O presidente da ABIPLAST, associação que congrega as indústrias brasileiras do setor, José Ricardo Roriz Coelho, enalteceu o papel e a iniciativa do deputado Vanderlei Siraque no Congresso Nacional, no tocante ao incentivo às empresas do plástico. “Agradeço ao deputado Siraque. Quero salientar que, atualmente, o petróleo representa 10% do PIB (Produto Interno Bruto) nacional, logo, trata-se de setor econômico de muita relevância. Em 2020, a previsão é de que ocupe uma fatia de 20% do PIB brasileiro. O setor Plástico é o 3º maior empregador do Brasil. No entanto, as exportações têm diminuído e o custo da produção é alto. Portanto, a cadeia produtiva precisa obter incentivos fiscais do governo. É difícil concorrermos no mercado internacional. A China, por exemplo, é um país que detém tecnologia de ponta e, lá, não há direitos sociais e trabalhistas. Portanto, fica difícil competir. O deputado Vanderlei Siraque pode ser um importante elo de ligação entre o nosso setor e o governo federal para obtermos medidas de estímulo”, esclareceu.
O prefeito de Mauá, doutor Oswaldo Dias (PT), reforçou a necessidade de manter as indústrias plásticas na região metropolitana paulista, mas fez algumas revelações que causaram surpresa. “Mauá possui a única refinaria do Brasil que não arrecada tributos para a cidade. Além disso, apenas 60% da arrecadação do Pólo Petroquímico fica no nosso município. É preciso rever e ajustar essa questão tributária”, explicou.
Raimundo Suzart, coordenador político da FETQUIM, Federação dos Trabalhadores do ramo Químico da CUT no Estado de São Paulo, destacou que é primordial investir na qualificação profissional da mão de obra. “Há muita rotatividade da mão de obra neste setor da indústria. 50% das indústrias nacionais do setor Plástico são micro empresas, compostas, em sua maioria, por 4 a 9 trabalhadores sem o devido preparo para exercer a profissão adequadamente.
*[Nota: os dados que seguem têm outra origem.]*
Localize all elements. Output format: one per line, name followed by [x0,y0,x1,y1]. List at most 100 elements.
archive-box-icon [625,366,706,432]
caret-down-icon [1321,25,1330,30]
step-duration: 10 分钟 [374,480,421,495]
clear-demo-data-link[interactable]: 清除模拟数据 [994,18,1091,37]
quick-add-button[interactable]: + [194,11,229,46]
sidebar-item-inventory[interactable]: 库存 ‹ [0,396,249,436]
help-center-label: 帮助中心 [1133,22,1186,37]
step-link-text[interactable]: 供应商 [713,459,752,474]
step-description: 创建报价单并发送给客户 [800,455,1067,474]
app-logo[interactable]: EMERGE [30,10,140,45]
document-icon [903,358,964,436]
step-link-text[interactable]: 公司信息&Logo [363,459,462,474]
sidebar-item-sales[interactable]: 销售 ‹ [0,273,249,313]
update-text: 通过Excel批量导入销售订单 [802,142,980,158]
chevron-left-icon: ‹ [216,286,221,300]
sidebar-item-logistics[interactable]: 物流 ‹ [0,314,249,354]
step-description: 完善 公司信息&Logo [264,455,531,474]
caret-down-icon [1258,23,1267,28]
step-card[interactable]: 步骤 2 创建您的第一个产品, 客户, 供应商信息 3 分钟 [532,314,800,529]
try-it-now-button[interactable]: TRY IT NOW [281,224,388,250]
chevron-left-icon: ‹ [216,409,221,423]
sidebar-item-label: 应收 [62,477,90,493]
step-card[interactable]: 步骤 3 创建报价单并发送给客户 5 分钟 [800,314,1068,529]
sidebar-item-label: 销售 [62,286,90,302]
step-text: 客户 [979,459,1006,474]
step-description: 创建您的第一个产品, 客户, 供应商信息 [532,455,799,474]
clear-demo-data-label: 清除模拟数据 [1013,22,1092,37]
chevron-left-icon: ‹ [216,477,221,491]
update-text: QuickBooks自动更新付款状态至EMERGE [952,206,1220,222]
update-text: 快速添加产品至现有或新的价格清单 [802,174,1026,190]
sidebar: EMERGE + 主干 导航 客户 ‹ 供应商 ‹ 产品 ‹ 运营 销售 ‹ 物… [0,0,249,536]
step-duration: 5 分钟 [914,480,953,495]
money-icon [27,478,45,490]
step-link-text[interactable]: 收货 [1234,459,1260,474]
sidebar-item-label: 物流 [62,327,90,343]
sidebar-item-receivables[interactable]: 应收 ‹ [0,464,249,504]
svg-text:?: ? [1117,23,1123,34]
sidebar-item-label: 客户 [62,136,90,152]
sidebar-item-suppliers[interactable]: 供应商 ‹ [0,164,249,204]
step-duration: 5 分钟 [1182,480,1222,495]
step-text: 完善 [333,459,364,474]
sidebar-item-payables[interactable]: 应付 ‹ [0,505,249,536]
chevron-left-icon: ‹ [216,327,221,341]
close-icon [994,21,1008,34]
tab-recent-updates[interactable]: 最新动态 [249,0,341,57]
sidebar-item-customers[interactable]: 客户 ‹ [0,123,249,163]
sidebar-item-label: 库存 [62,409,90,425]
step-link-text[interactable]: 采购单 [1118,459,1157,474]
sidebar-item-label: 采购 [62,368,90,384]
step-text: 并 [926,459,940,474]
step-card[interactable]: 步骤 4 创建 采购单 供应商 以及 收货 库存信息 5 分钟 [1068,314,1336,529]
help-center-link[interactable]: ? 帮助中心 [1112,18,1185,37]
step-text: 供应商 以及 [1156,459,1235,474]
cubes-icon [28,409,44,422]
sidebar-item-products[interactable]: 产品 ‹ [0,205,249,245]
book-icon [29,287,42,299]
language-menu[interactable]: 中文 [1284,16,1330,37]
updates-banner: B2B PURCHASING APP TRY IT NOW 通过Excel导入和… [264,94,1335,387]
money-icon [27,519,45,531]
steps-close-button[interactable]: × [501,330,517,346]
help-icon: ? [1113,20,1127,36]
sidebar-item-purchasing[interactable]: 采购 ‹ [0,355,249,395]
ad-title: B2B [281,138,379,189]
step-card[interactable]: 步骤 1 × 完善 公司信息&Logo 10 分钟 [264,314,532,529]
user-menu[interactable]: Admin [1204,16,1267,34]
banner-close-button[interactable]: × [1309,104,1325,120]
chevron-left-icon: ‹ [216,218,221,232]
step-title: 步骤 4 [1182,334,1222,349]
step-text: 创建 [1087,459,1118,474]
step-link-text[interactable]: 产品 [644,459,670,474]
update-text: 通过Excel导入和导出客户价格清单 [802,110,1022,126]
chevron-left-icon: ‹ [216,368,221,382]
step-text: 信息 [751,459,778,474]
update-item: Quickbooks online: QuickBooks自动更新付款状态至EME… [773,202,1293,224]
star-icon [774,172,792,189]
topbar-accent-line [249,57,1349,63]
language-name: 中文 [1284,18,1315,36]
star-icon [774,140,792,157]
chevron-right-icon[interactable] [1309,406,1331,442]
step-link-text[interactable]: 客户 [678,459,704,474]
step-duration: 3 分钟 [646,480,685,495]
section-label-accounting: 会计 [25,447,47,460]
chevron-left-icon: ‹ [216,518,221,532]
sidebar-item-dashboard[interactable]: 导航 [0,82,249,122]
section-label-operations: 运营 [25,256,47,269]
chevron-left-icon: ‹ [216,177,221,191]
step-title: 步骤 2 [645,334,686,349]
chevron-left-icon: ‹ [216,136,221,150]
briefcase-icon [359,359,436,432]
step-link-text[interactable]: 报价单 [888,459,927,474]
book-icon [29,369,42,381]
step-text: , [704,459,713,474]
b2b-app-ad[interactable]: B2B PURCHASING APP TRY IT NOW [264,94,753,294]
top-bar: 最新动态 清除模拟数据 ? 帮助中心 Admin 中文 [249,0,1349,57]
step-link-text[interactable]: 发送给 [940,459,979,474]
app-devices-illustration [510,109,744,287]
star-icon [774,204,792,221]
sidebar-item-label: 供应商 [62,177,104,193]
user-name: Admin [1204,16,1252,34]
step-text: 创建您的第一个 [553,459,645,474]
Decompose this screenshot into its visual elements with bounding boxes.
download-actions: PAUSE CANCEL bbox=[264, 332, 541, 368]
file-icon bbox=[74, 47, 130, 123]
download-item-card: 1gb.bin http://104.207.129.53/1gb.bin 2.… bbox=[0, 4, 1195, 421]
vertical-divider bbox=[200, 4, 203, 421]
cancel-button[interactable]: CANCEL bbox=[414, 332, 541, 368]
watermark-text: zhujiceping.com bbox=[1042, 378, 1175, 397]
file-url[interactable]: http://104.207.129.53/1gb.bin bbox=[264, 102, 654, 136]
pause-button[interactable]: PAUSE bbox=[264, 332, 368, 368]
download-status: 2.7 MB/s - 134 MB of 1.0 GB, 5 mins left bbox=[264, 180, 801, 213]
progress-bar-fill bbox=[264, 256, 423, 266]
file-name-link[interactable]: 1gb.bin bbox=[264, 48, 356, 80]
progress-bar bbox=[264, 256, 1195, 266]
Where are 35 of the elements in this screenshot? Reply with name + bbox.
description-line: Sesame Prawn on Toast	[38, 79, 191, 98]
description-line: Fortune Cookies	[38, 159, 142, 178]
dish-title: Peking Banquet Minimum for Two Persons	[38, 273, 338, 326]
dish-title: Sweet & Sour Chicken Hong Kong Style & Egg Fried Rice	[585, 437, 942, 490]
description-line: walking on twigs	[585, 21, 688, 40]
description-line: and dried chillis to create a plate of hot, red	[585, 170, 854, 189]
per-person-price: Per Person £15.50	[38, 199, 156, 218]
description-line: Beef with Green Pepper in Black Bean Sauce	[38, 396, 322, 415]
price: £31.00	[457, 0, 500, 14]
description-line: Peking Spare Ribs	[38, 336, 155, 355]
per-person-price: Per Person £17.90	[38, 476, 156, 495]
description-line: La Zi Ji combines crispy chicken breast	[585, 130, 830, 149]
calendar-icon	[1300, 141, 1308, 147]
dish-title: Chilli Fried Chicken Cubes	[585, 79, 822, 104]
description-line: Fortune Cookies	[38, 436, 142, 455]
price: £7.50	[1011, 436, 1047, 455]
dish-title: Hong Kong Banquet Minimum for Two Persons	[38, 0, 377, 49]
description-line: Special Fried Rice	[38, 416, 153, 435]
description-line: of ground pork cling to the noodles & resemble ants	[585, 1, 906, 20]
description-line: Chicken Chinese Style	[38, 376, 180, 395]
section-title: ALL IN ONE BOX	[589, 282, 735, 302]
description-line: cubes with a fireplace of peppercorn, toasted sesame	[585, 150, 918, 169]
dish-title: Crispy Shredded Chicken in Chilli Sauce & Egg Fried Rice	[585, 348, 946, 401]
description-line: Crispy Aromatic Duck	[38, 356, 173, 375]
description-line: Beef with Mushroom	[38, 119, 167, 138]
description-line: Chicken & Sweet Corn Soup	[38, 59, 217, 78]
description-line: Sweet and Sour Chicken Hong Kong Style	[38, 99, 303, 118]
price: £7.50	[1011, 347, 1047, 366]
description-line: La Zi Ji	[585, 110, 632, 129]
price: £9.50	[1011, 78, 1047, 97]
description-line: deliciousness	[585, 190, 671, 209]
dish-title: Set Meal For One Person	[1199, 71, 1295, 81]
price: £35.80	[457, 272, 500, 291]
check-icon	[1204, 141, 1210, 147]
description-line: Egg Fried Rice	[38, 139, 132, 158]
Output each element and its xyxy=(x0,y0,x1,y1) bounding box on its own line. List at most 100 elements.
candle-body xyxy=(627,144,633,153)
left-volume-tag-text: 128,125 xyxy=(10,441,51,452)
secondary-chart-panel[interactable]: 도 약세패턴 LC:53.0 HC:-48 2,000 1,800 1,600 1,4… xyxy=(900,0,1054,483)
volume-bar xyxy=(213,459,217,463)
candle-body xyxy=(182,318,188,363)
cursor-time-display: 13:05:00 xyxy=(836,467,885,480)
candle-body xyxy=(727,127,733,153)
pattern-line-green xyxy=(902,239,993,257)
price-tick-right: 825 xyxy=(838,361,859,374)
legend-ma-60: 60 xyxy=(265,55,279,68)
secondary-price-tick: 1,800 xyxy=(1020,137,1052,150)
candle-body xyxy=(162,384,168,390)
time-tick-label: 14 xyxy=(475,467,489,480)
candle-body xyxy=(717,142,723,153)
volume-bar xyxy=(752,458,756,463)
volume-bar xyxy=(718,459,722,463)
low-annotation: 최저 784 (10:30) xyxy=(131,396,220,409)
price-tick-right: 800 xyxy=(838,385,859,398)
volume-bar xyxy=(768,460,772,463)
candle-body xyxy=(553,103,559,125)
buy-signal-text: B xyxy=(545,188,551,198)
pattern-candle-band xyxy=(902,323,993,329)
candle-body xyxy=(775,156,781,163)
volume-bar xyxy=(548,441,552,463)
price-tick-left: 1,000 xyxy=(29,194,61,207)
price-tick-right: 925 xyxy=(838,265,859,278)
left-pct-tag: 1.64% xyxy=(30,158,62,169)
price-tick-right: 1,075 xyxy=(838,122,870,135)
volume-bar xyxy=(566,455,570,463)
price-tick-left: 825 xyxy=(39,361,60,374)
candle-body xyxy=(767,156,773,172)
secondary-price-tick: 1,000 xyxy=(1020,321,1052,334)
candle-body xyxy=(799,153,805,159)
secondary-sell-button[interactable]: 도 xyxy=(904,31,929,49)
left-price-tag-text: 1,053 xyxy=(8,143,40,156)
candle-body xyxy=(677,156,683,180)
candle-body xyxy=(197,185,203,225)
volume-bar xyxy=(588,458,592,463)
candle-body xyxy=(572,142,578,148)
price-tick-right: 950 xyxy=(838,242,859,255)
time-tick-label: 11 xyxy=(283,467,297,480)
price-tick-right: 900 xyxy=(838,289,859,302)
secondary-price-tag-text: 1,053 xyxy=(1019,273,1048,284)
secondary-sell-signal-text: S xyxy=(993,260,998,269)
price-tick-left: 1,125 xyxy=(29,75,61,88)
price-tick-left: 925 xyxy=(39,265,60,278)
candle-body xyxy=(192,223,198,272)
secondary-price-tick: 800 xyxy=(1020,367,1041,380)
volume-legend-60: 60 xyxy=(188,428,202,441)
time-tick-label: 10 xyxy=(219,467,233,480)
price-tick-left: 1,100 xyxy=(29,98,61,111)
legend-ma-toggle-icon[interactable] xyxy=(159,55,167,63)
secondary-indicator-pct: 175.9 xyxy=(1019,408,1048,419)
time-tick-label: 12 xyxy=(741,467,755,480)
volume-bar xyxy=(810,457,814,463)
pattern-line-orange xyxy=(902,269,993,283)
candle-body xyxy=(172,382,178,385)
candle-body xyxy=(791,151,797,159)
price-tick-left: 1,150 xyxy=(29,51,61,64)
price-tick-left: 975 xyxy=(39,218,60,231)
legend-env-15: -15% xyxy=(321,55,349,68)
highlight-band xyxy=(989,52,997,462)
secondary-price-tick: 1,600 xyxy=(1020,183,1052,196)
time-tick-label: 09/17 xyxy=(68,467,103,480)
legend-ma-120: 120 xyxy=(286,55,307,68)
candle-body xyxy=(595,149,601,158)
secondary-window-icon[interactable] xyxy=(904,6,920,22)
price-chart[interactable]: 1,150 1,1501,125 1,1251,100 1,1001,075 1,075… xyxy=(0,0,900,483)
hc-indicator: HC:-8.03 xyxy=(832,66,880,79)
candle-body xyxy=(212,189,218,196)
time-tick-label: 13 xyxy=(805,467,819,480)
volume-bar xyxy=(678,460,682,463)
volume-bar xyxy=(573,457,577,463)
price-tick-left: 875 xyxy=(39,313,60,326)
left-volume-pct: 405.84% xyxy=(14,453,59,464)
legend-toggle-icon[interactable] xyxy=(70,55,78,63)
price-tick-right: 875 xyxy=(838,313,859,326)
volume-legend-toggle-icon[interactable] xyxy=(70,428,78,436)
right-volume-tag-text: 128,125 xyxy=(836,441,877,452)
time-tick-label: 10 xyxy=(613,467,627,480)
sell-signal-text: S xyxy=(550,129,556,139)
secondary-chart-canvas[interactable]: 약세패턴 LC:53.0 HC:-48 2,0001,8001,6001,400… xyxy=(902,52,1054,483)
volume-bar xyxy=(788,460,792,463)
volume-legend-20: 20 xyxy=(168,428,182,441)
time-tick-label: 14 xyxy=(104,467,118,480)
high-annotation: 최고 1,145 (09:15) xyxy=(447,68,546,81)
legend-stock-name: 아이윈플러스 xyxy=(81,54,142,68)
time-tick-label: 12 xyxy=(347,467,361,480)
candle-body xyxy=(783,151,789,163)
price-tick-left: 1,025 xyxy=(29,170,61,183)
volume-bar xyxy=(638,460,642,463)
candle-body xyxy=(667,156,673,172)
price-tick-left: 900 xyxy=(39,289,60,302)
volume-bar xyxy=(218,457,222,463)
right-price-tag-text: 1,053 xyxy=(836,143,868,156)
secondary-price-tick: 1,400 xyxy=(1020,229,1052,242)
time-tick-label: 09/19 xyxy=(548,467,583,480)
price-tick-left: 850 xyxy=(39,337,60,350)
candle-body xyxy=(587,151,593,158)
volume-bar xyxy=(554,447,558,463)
É preciso qualificar o trabalhador, a fim de valorizá-lo e torná-lo um profissional com dignidade”, defendeu.
Segundo o presidente da CNTQ, Sindiquímicos e secretário de Meio Ambiente e Ecologia da Força Sindical, Antônio Silvan Oliveira, muito se falou e pouco se fez a favor da indústria de transformação no Brasil. “Não vemos medidas e iniciativas governamentais para incentivar este setor tão importante para a economia do país. O segmento só é lembrado na hora da cobrança tributária”, lamentou.
Além das autoridades citadas acima, o deputado federal Vanderlei Siraque também sentiu-se muito honrado e agradeceu a presença do senhor Paulo Lage, presidente do Sindicato dos Químicos do ABC, do deputado estadual Zico Prado (PT) e do vereador Francisco Chagas (PT).